XIII
THE MATERNAL INSTINCT
XIII
THE MATERNAL INSTINCT
Some things there are which you may count upon for ever. The fittest will always survive, despite the million charities to aid the incompetent; the maternal instinct will always be the deepest human incentive, no matter who may gibe at the sentiment which clings about little children.
Now, if it be true that Art is the voice of the Age in which we live; that the painter paints what the eye of the Age has seen, the singer sings the songs which the Age has heard, the man of letters writes the thoughts which have passed through the mind of the Age—if all this is true, then how strange and unreal an Age this must be.

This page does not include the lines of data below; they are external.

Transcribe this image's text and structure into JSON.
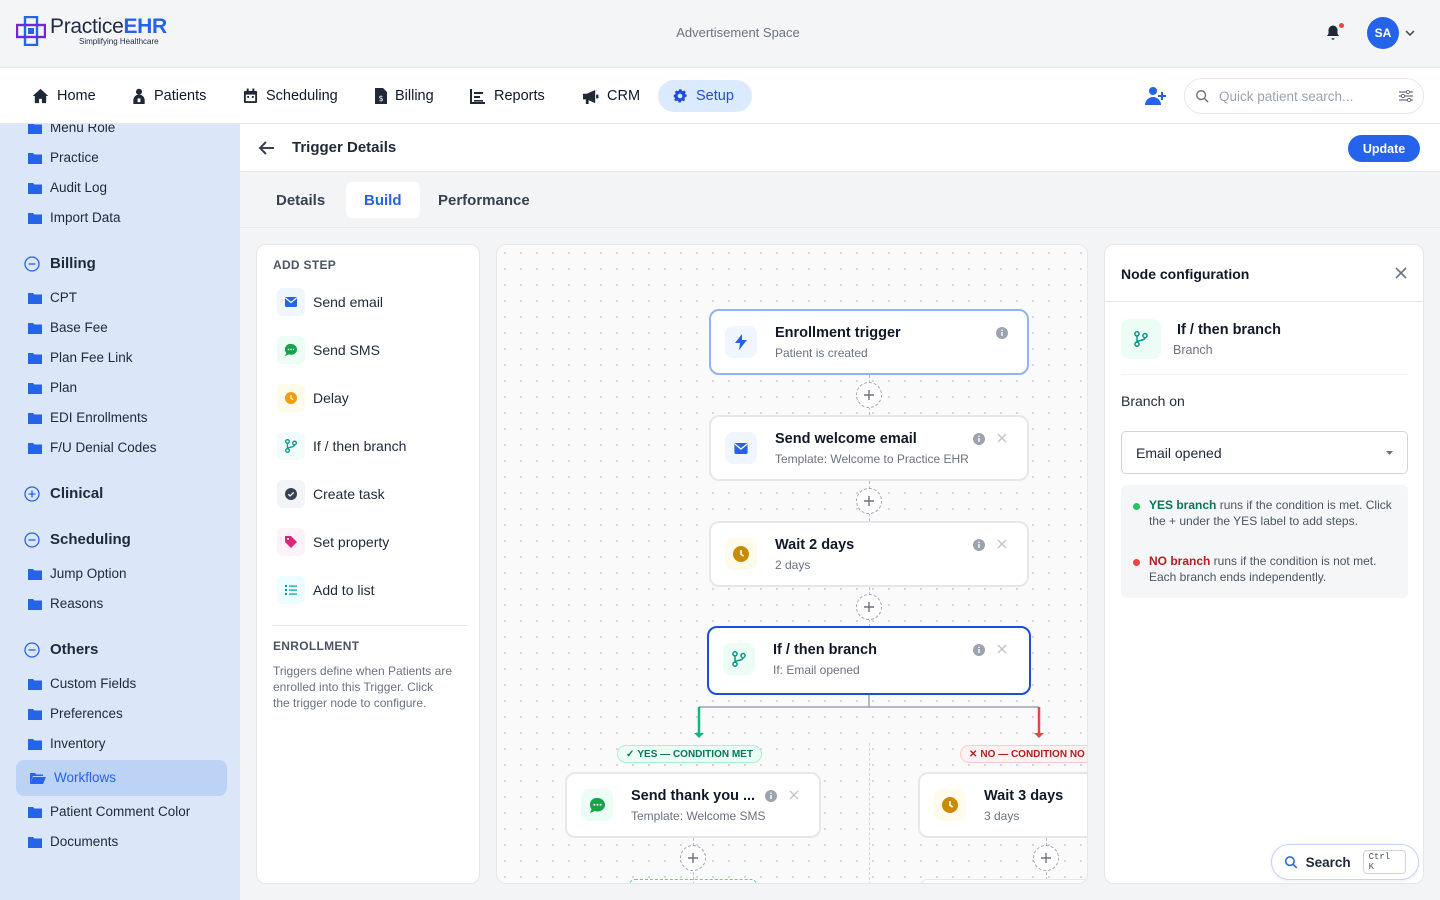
{
  "brand": {
    "name_a": "Practice",
    "name_b": "EHR",
    "tagline": "Simplifying Healthcare"
  },
  "header": {
    "ad": "Advertisement Space",
    "avatar_initials": "SA"
  },
  "nav": {
    "items": [
      {
        "label": "Home",
        "icon": "home-icon"
      },
      {
        "label": "Patients",
        "icon": "patient-icon"
      },
      {
        "label": "Scheduling",
        "icon": "calendar-icon"
      },
      {
        "label": "Billing",
        "icon": "billing-icon"
      },
      {
        "label": "Reports",
        "icon": "reports-icon"
      },
      {
        "label": "CRM",
        "icon": "megaphone-icon"
      },
      {
        "label": "Setup",
        "icon": "gear-icon",
        "active": true
      }
    ],
    "search_placeholder": "Quick patient search..."
  },
  "sidebar": {
    "top_items": [
      "Menu Role",
      "Practice",
      "Audit Log",
      "Import Data"
    ],
    "sections": [
      {
        "title": "Billing",
        "expanded": true,
        "items": [
          "CPT",
          "Base Fee",
          "Plan Fee Link",
          "Plan",
          "EDI Enrollments",
          "F/U Denial Codes"
        ]
      },
      {
        "title": "Clinical",
        "expanded": false,
        "items": []
      },
      {
        "title": "Scheduling",
        "expanded": true,
        "items": [
          "Jump Option",
          "Reasons"
        ]
      },
      {
        "title": "Others",
        "expanded": true,
        "items": [
          "Custom Fields",
          "Preferences",
          "Inventory",
          "Workflows",
          "Patient Comment Color",
          "Documents"
        ]
      }
    ],
    "active_item": "Workflows"
  },
  "page": {
    "title": "Trigger Details",
    "update_label": "Update",
    "tabs": [
      "Details",
      "Build",
      "Performance"
    ],
    "active_tab": "Build"
  },
  "add_step": {
    "heading": "ADD STEP",
    "steps": [
      {
        "label": "Send email",
        "icon": "mail-icon",
        "color": "#2563eb"
      },
      {
        "label": "Send SMS",
        "icon": "chat-icon",
        "color": "#16a34a"
      },
      {
        "label": "Delay",
        "icon": "clock-icon",
        "color": "#f59e0b"
      },
      {
        "label": "If / then branch",
        "icon": "branch-icon",
        "color": "#0d9488"
      },
      {
        "label": "Create task",
        "icon": "check-circle-icon",
        "color": "#374151"
      },
      {
        "label": "Set property",
        "icon": "tag-icon",
        "color": "#db2777"
      },
      {
        "label": "Add to list",
        "icon": "list-icon",
        "color": "#0891b2"
      }
    ],
    "enrollment_heading": "ENROLLMENT",
    "enrollment_text": "Triggers define when Patients are enrolled into this Trigger. Click the trigger node to configure."
  },
  "flow": {
    "nodes": [
      {
        "title": "Enrollment trigger",
        "sub": "Patient is created",
        "icon": "bolt-icon"
      },
      {
        "title": "Send welcome email",
        "sub": "Template: Welcome to Practice EHR",
        "icon": "mail-icon"
      },
      {
        "title": "Wait 2 days",
        "sub": "2 days",
        "icon": "clock-icon"
      },
      {
        "title": "If / then branch",
        "sub": "If: Email opened",
        "icon": "branch-icon"
      },
      {
        "title": "Send thank you ...",
        "sub": "Template: Welcome SMS",
        "icon": "chat-icon"
      },
      {
        "title": "Wait 3 days",
        "sub": "3 days",
        "icon": "clock-icon"
      }
    ],
    "yes_label": "YES — CONDITION MET",
    "no_label": "NO — CONDITION NO"
  },
  "config": {
    "title": "Node configuration",
    "node_title": "If / then branch",
    "node_type": "Branch",
    "branch_on_label": "Branch on",
    "branch_on_value": "Email opened",
    "yes_strong": "YES branch",
    "yes_text": " runs if the condition is met. Click the + under the YES label to add steps.",
    "no_strong": "NO branch",
    "no_text": " runs if the condition is not met. Each branch ends independently."
  },
  "float_search": {
    "label": "Search",
    "shortcut": "Ctrl K"
  },
  "colors": {
    "accent": "#2563eb",
    "yes": "#10b981",
    "no": "#ef4444"
  }
}
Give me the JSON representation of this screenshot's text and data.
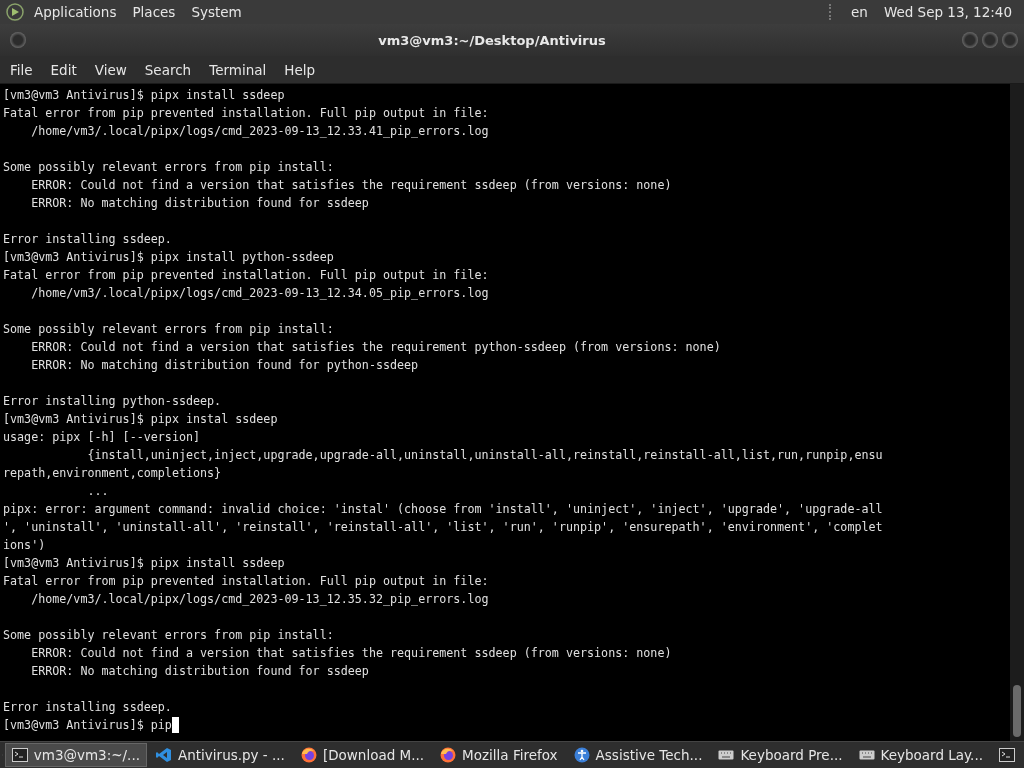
{
  "top_panel": {
    "menus": [
      "Applications",
      "Places",
      "System"
    ],
    "keyboard_layout": "en",
    "clock": "Wed Sep 13, 12:40"
  },
  "window": {
    "title": "vm3@vm3:~/Desktop/Antivirus"
  },
  "menu_bar": [
    "File",
    "Edit",
    "View",
    "Search",
    "Terminal",
    "Help"
  ],
  "terminal": {
    "blocks": [
      {
        "lines": [
          {
            "text": "[vm3@vm3 Antivirus]$ pipx install ssdeep"
          },
          {
            "text": "Fatal error from pip prevented installation. Full pip output in file:"
          },
          {
            "text": "    /home/vm3/.local/pipx/logs/cmd_2023-09-13_12.33.41_pip_errors.log"
          }
        ]
      },
      {
        "lines": [
          {
            "text": "Some possibly relevant errors from pip install:"
          },
          {
            "text": "    ERROR: Could not find a version that satisfies the requirement ssdeep (from versions: none)"
          },
          {
            "text": "    ERROR: No matching distribution found for ssdeep"
          }
        ]
      },
      {
        "lines": [
          {
            "text": "Error installing ssdeep."
          },
          {
            "text": "[vm3@vm3 Antivirus]$ pipx install python-ssdeep"
          },
          {
            "text": "Fatal error from pip prevented installation. Full pip output in file:"
          },
          {
            "text": "    /home/vm3/.local/pipx/logs/cmd_2023-09-13_12.34.05_pip_errors.log"
          }
        ]
      },
      {
        "lines": [
          {
            "text": "Some possibly relevant errors from pip install:"
          },
          {
            "text": "    ERROR: Could not find a version that satisfies the requirement python-ssdeep (from versions: none)"
          },
          {
            "text": "    ERROR: No matching distribution found for python-ssdeep"
          }
        ]
      },
      {
        "lines": [
          {
            "text": "Error installing python-ssdeep."
          },
          {
            "text": "[vm3@vm3 Antivirus]$ pipx instal ssdeep"
          },
          {
            "text": "usage: pipx [-h] [--version]"
          },
          {
            "text": "            {install,uninject,inject,upgrade,upgrade-all,uninstall,uninstall-all,reinstall,reinstall-all,list,run,runpip,ensu"
          },
          {
            "text": "repath,environment,completions}"
          },
          {
            "text": "            ..."
          },
          {
            "text": "pipx: error: argument command: invalid choice: 'instal' (choose from 'install', 'uninject', 'inject', 'upgrade', 'upgrade-all"
          },
          {
            "text": "', 'uninstall', 'uninstall-all', 'reinstall', 'reinstall-all', 'list', 'run', 'runpip', 'ensurepath', 'environment', 'complet"
          },
          {
            "text": "ions')"
          },
          {
            "text": "[vm3@vm3 Antivirus]$ pipx install ssdeep"
          },
          {
            "text": "Fatal error from pip prevented installation. Full pip output in file:"
          },
          {
            "text": "    /home/vm3/.local/pipx/logs/cmd_2023-09-13_12.35.32_pip_errors.log"
          }
        ]
      },
      {
        "lines": [
          {
            "text": "Some possibly relevant errors from pip install:"
          },
          {
            "text": "    ERROR: Could not find a version that satisfies the requirement ssdeep (from versions: none)"
          },
          {
            "text": "    ERROR: No matching distribution found for ssdeep"
          }
        ]
      },
      {
        "lines": [
          {
            "text": "Error installing ssdeep."
          },
          {
            "text": "[vm3@vm3 Antivirus]$ pip",
            "cursor": true
          }
        ]
      }
    ]
  },
  "taskbar": {
    "items": [
      {
        "kind": "terminal",
        "label": "vm3@vm3:~/...",
        "selected": true
      },
      {
        "kind": "editor",
        "label": "Antivirus.py - ...",
        "selected": false
      },
      {
        "kind": "browser",
        "label": "[Download M...",
        "selected": false
      },
      {
        "kind": "browser",
        "label": "Mozilla Firefox",
        "selected": false
      },
      {
        "kind": "accessibility",
        "label": "Assistive Tech...",
        "selected": false
      },
      {
        "kind": "keyboard",
        "label": "Keyboard Pre...",
        "selected": false
      },
      {
        "kind": "keyboard",
        "label": "Keyboard Lay...",
        "selected": false
      },
      {
        "kind": "terminal",
        "selected": false
      }
    ]
  }
}
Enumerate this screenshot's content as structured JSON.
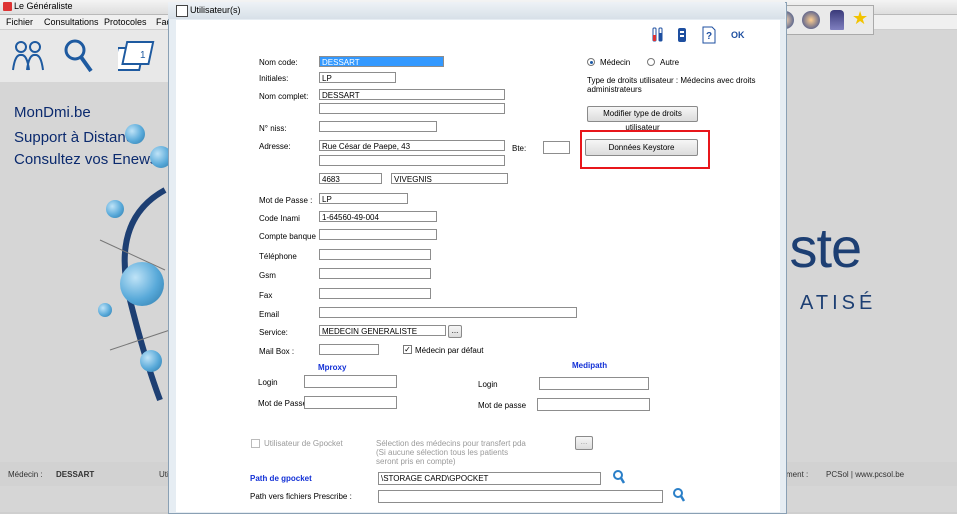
{
  "app": {
    "title": "Le Généraliste",
    "menu": [
      "Fichier",
      "Consultations",
      "Protocoles",
      "Fac"
    ],
    "links": [
      "MonDmi.be",
      "Support à Distance",
      "Consultez vos Enews"
    ],
    "brand_big": "iste",
    "brand_small": "ATISÉ",
    "status": {
      "medecin_label": "Médecin :",
      "medecin_value": "DESSART",
      "left_partial": "Uti",
      "right_partial": "ment :",
      "company": "PCSol | www.pcsol.be"
    }
  },
  "dialog": {
    "title": "Utilisateur(s)",
    "toolbar_icons": [
      "tubes-icon",
      "battery-icon",
      "help-icon",
      "ok-icon"
    ],
    "ok_label": "OK",
    "form": {
      "nom_code": {
        "label": "Nom code:",
        "value": "DESSART"
      },
      "initiales": {
        "label": "Initiales:",
        "value": "LP"
      },
      "nom_complet": {
        "label": "Nom complet:",
        "value": "DESSART",
        "value2": ""
      },
      "niss": {
        "label": "N° niss:",
        "value": ""
      },
      "adresse": {
        "label": "Adresse:",
        "line1": "Rue César de Paepe, 43",
        "line2": "",
        "postcode": "4683",
        "city": "VIVEGNIS"
      },
      "bte": {
        "label": "Bte:",
        "value": ""
      },
      "mot_de_passe": {
        "label": "Mot de Passe :",
        "value": "LP"
      },
      "code_inami": {
        "label": "Code Inami",
        "value": "1-64560-49-004"
      },
      "compte_banque": {
        "label": "Compte banque",
        "value": ""
      },
      "telephone": {
        "label": "Téléphone",
        "value": ""
      },
      "gsm": {
        "label": "Gsm",
        "value": ""
      },
      "fax": {
        "label": "Fax",
        "value": ""
      },
      "email": {
        "label": "Email",
        "value": ""
      },
      "service": {
        "label": "Service:",
        "value": "MEDECIN GENERALISTE",
        "browse": "..."
      },
      "mailbox": {
        "label": "Mail Box :",
        "value": ""
      },
      "medecin_defaut": {
        "label": "Médecin par défaut",
        "checked": true
      }
    },
    "right": {
      "radio_medecin": "Médecin",
      "radio_autre": "Autre",
      "rights_text_1": "Type de droits utilisateur : Médecins avec droits",
      "rights_text_2": "administrateurs",
      "modify_button": "Modifier type de droits utilisateur",
      "keystore_button": "Données Keystore"
    },
    "mproxy": {
      "title": "Mproxy",
      "login_label": "Login",
      "login_value": "",
      "pass_label": "Mot de Passe",
      "pass_value": ""
    },
    "medipath": {
      "title": "Medipath",
      "login_label": "Login",
      "login_value": "",
      "pass_label": "Mot de passe",
      "pass_value": ""
    },
    "gpocket": {
      "user_label": "Utilisateur de Gpocket",
      "selection_1": "Sélection des médecins pour transfert pda",
      "selection_2": "(Si aucune sélection tous les patients",
      "selection_3": "seront pris en compte)",
      "browse": "...",
      "path_label": "Path de gpocket",
      "path_value": "\\STORAGE CARD\\GPOCKET",
      "prescribe_label": "Path vers fichiers Prescribe :",
      "prescribe_value": ""
    }
  },
  "colors": {
    "accent_blue": "#1230d6",
    "highlight_red": "#e8161b",
    "selection": "#3399ff"
  }
}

For if for one moment you chose to consider it, there are but few painters, few singers, few writers who express the immutable laws of life. Among writers most of all, perhaps, this is an age which devotes itself to the unfittest. The physically unfit, the morally unfit, the socially unfit—these are the characters which fill the pages of those who write to-day.
The old hero, the man of great strength, of great honour, of great courage, he no longer exists in literature. I am told he is old-fashioned, a copy-book individual, a puppet set in motion with no subtle movements of character, but with wires too plainly seen, worked by a hand too obviously visible. There is no Art in him, I am told. I am glad there is not. He would lose all the qualities of heroship for me if there were.
In times gone by, though, this old-fashioned hero was just as real a man as is the hero of to-day. In times gone by this hero was not unnatural, not wanting in character or humanity when he slept with the maid of his choice, a naked sword between them guarding the pricelessness of her virginity. But now—to-day—how wanting in character do you imagine would he be thought for such a deed as that? How painfully unreal?